Your NYC Neighbor – is a way of introducing New Yorkers to a rich community of savvy parents. New York is a diverse City bustling with all kinds of families and personalities. We also love to grab tips and recommendations from moms and dads in certain neighborhoods and throughout the 5 Boroughs, and especially people who have created a product, service or site that helps new parents or appeals to children. Meet Heather Moss a NYC Speech Therapist.
Heather tell us a bit about yourself
I am a native New Yorker and I graduated from Indiana University with a B.A in Speech and Hearing Sciences and subsequently completed my Masters in Speech and Language Pathology at Macquarie University in Sydney, Australia. I have spent the last eight years specializing in providing speech and language services to pre-school and school aged children. Following my graduation, I returned back to the United States where I began working full time in pediatrics. In my free time (now that I am a Mom I don’t have much!), I love dancing, traveling, being active and playing with my puppy Keano.
You’re a speech therapist right? What drew you to that profession?

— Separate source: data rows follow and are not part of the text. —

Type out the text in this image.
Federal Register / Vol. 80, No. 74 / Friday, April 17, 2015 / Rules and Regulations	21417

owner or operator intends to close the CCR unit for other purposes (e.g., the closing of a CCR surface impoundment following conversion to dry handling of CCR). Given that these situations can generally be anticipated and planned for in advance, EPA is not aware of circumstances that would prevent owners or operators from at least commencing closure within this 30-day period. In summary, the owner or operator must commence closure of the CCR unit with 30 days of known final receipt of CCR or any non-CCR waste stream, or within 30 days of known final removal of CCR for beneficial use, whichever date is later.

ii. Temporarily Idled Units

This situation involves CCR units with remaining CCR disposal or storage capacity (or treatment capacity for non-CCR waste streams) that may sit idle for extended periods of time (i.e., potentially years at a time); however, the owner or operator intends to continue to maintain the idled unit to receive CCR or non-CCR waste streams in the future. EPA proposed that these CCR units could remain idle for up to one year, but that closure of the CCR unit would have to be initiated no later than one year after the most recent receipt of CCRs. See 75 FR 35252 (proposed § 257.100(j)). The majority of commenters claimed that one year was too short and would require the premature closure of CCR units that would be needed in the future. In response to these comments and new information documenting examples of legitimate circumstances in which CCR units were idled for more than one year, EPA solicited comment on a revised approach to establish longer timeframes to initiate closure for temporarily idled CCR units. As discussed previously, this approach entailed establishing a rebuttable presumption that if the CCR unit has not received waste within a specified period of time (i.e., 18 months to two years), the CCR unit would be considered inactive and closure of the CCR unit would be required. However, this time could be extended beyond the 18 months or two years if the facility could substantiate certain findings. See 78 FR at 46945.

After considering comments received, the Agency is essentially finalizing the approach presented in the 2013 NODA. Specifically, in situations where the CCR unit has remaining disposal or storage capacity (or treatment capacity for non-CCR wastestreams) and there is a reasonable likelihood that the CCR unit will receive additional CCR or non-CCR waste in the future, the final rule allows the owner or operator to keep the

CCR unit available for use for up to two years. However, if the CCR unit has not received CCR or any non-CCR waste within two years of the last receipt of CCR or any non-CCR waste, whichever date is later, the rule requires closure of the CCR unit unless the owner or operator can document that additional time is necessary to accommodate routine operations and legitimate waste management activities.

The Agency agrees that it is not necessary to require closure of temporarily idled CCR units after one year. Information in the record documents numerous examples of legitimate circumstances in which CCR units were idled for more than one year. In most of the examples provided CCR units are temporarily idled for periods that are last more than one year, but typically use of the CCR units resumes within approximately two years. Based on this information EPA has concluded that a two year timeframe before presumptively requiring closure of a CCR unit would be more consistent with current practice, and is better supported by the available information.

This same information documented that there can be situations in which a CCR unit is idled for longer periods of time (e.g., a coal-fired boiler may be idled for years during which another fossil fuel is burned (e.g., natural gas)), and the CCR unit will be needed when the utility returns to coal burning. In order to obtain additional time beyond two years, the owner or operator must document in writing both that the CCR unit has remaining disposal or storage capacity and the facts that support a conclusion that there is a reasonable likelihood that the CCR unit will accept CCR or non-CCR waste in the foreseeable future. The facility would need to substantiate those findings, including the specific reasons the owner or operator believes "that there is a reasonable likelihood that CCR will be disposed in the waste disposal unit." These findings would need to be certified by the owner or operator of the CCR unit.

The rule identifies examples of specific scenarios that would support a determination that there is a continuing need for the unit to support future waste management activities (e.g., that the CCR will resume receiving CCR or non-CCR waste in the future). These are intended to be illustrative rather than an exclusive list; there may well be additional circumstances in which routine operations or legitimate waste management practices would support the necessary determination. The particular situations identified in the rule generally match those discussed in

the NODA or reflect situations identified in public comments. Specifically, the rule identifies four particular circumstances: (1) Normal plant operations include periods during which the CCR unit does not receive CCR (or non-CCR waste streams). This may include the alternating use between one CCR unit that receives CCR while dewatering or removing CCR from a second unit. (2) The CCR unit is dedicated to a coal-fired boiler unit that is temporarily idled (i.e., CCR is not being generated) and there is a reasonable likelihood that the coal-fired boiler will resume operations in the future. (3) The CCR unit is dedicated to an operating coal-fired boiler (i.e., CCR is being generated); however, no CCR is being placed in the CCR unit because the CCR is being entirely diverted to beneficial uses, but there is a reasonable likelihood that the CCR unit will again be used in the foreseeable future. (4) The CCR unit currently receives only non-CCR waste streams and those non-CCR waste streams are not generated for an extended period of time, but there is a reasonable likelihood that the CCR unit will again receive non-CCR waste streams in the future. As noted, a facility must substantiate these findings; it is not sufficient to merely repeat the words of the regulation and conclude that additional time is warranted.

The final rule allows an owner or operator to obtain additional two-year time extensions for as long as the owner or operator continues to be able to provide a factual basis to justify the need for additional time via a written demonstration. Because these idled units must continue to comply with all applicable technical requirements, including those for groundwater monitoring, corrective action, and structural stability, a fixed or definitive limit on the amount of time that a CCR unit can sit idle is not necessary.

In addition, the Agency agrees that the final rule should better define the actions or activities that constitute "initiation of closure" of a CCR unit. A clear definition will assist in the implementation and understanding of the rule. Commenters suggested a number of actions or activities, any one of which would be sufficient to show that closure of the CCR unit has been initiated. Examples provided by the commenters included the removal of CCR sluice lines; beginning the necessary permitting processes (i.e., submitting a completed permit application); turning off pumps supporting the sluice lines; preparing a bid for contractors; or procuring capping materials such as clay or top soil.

Yes I am a speech therapist and love it! In both the USA and Australia, I have provided speech and language services for pre-school and school aged children, in public and private school environments, daycare centers and in the comfort of their own homes.
In college, one of the first classes I took was a linguistics course. I found it all so interesting and after doing research about the different directions and professional opportunities it could lead me, I decided Speech and Hearing sciences would be perfect! I basically declared my major right away. I always loved working with children. From babysitting to a camp counselor something in the health/education field was definitely something that was always going to be up my alley. My mom is a teacher and having grown up around her and a family of educators, it all kind of just fell into place. I have experience working with pre-school and elementary school children and my experience spans across the globe.
Are there things parents can do pro-actively to prevent certain types of speech delays?
Talk, talk and talk! It is so important to speak to your babies and children. That is how they learn! Even when they cannot respond with their own voice…they are taking it in and learning… My advice is to talk about what you are doing, sing, and make silly faces. This has currently been 24/7 with my 3 month old baby boy!! Poor thing is being bombarded with language☺.
Is it important to talk to your baby in grown-up language not baby-talk?
The answer depends on the age you are referring too. It is important to expose babies to both as they love to hear a variety of pitches and sounds and are drawn to ‘baby talk’ or mother-ease. For older children, you want to try and keep your speech at a level they can understand, which means constantly increasing the complexity as they learn and grow.
What are the most common signs of a speech disorder?
This also varies depending on the age of the child but some common signs are poor eye contact, short attention span, not ‘babble-ing’ or do not coo, poor imitation skills and a general disinterest in age-appropriate toys or games.
As a new Mom, I have a new found appreciation for how important taking good advice is and I hope that the objective advice I give as part of my practice will help New Yorkers (and those just visiting) communicate – which as we all know, is the key to all good relationships!